Pianist, organist, composer, arranger
Gustav Mahler - Symphony No. 10 for Piano Solo
Gustav Mahler (1860-1911) started composition on his Tenth Symphony in July 1910 at his composing hut in the woods outside Toblach, on the Austrian-Italian border. While working on the new symphony Mahler was devastated to discover that his wife Alma was having an affair with the architect Walter Gropius. Much of the piece seems to be an emotional response to the turmoil in Mahler’s life, and the manuscript contains numerous written notations to Mahler’s wife. He sketched a five movement work in a short score format, completing a full orchestration of the first movement, with sketches for the other movements. By January of the next year, Mahler had contracted a serious infection and died in May 1911. The manuscript of the work remained in Alma Mahler’s hands until she allowed publication of it in 1923, and asked Ernest Krenek to prepare a performing edition of the first and third movements. For many years this was the only part of the piece to have been heard, although various private attempts to complete and orchestrate the full work were made. Mahler’s sketches provide the complete basic musical material for the entire work, with much of the melodic and harmonic writing intact.
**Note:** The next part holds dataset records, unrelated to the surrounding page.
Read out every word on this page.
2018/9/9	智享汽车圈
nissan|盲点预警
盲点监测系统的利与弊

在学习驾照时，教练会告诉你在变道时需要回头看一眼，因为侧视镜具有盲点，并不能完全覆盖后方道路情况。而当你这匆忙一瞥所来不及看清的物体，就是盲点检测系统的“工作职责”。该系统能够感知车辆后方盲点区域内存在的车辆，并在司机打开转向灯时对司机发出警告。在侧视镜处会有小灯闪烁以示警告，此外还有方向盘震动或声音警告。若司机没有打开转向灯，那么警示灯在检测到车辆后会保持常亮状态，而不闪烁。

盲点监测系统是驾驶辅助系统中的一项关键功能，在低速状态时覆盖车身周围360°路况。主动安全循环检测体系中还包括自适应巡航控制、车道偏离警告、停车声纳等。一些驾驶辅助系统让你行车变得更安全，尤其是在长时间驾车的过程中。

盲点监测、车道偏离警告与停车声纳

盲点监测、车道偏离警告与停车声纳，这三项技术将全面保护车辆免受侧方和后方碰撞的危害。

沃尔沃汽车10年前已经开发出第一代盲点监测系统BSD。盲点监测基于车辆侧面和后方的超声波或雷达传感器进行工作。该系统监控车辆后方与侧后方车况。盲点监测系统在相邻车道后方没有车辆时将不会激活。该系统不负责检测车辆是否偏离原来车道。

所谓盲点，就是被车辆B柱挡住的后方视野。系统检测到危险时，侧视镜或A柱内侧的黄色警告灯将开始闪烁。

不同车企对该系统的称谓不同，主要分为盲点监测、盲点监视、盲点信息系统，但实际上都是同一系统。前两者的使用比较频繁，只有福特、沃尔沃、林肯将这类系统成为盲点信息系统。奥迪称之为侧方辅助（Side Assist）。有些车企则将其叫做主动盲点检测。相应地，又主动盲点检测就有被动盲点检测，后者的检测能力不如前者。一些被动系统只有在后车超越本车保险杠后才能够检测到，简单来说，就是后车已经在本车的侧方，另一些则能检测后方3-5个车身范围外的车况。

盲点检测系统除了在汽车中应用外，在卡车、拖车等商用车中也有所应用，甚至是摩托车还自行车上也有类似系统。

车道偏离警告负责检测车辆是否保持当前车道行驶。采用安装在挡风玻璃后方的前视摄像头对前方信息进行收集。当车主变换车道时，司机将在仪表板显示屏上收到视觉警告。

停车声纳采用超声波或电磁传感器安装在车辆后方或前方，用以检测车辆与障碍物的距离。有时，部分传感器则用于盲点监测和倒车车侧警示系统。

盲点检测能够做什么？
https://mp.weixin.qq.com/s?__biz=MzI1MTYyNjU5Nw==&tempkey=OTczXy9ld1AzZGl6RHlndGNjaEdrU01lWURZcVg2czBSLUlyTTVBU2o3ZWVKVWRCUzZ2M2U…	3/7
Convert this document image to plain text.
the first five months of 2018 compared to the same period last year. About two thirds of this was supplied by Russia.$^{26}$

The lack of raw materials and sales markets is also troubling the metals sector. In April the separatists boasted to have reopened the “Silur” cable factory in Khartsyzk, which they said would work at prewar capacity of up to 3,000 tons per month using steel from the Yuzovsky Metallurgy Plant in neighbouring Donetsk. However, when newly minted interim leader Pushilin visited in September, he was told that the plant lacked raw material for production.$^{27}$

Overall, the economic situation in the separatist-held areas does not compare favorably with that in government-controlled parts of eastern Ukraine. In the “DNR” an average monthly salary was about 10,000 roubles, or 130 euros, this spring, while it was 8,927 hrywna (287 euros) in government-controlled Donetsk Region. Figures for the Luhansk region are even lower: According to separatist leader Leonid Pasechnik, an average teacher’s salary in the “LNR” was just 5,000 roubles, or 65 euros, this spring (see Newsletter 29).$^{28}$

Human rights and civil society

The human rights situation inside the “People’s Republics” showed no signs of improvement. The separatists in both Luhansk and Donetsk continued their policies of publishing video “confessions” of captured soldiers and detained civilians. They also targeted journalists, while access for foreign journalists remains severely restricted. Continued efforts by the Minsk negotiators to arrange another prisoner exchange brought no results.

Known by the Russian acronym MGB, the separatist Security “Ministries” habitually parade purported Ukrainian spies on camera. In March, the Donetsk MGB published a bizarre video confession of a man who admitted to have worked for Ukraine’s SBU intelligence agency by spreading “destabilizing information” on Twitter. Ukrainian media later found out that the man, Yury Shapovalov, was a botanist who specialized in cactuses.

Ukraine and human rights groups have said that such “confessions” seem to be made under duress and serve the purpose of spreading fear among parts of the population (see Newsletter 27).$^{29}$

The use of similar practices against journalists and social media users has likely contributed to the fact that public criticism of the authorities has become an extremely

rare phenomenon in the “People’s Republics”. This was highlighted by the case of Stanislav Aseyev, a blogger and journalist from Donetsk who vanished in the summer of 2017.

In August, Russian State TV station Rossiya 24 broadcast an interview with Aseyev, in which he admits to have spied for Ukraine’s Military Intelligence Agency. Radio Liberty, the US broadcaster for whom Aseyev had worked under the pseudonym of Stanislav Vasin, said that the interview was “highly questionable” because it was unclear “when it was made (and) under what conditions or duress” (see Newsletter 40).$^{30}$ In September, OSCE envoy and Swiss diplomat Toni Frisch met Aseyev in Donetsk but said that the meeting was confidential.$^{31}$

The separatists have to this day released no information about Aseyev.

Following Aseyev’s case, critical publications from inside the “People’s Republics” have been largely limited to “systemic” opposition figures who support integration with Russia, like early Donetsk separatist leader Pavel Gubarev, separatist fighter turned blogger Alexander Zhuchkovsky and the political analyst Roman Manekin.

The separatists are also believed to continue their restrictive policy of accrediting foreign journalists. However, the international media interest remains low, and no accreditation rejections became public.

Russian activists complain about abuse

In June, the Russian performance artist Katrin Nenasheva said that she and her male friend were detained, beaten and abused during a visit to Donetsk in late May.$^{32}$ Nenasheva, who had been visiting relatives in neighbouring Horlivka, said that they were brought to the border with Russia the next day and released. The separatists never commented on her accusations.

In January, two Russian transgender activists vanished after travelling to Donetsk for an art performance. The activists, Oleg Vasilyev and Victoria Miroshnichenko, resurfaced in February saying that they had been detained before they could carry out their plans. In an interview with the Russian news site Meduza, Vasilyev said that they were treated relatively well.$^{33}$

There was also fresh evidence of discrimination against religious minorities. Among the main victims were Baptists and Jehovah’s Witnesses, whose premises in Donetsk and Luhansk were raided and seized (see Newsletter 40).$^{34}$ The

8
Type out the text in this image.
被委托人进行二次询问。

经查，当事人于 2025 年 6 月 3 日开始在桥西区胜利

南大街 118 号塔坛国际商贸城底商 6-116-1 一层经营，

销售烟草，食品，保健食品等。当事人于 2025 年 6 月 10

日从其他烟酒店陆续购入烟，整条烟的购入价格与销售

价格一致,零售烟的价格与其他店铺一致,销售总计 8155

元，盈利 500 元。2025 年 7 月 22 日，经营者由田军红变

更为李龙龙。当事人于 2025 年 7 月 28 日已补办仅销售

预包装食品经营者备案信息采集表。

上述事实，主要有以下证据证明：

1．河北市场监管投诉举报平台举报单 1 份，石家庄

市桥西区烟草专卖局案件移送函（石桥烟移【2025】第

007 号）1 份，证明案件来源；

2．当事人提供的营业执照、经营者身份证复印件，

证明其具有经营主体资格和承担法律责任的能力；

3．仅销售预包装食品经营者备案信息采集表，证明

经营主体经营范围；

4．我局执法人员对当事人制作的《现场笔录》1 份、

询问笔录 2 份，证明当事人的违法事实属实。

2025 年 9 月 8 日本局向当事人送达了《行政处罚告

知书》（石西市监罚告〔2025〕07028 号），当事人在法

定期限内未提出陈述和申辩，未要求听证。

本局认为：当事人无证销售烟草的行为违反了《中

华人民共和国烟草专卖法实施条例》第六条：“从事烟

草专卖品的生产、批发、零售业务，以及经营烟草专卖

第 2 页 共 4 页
The English musicologist Deryck Cooke prepared a complete version of the Symphony for a BBC lecture broadcast in 1960. Alma Mahler initially demanded a veto on any further performances of the version before changing her mind in 1963 after listening to a recording of Cooke’s work. The first concert performance was given at the BBC Proms in London in 1964, and despite many subsequent revisions, Cooke’s version has become the basis for most performances. This arrangement for piano solo is based on Cooke’s completion, and is in a full, Romantic style, whilst maintaining the beauty and delicacy of the score in a clear, playable arrangement.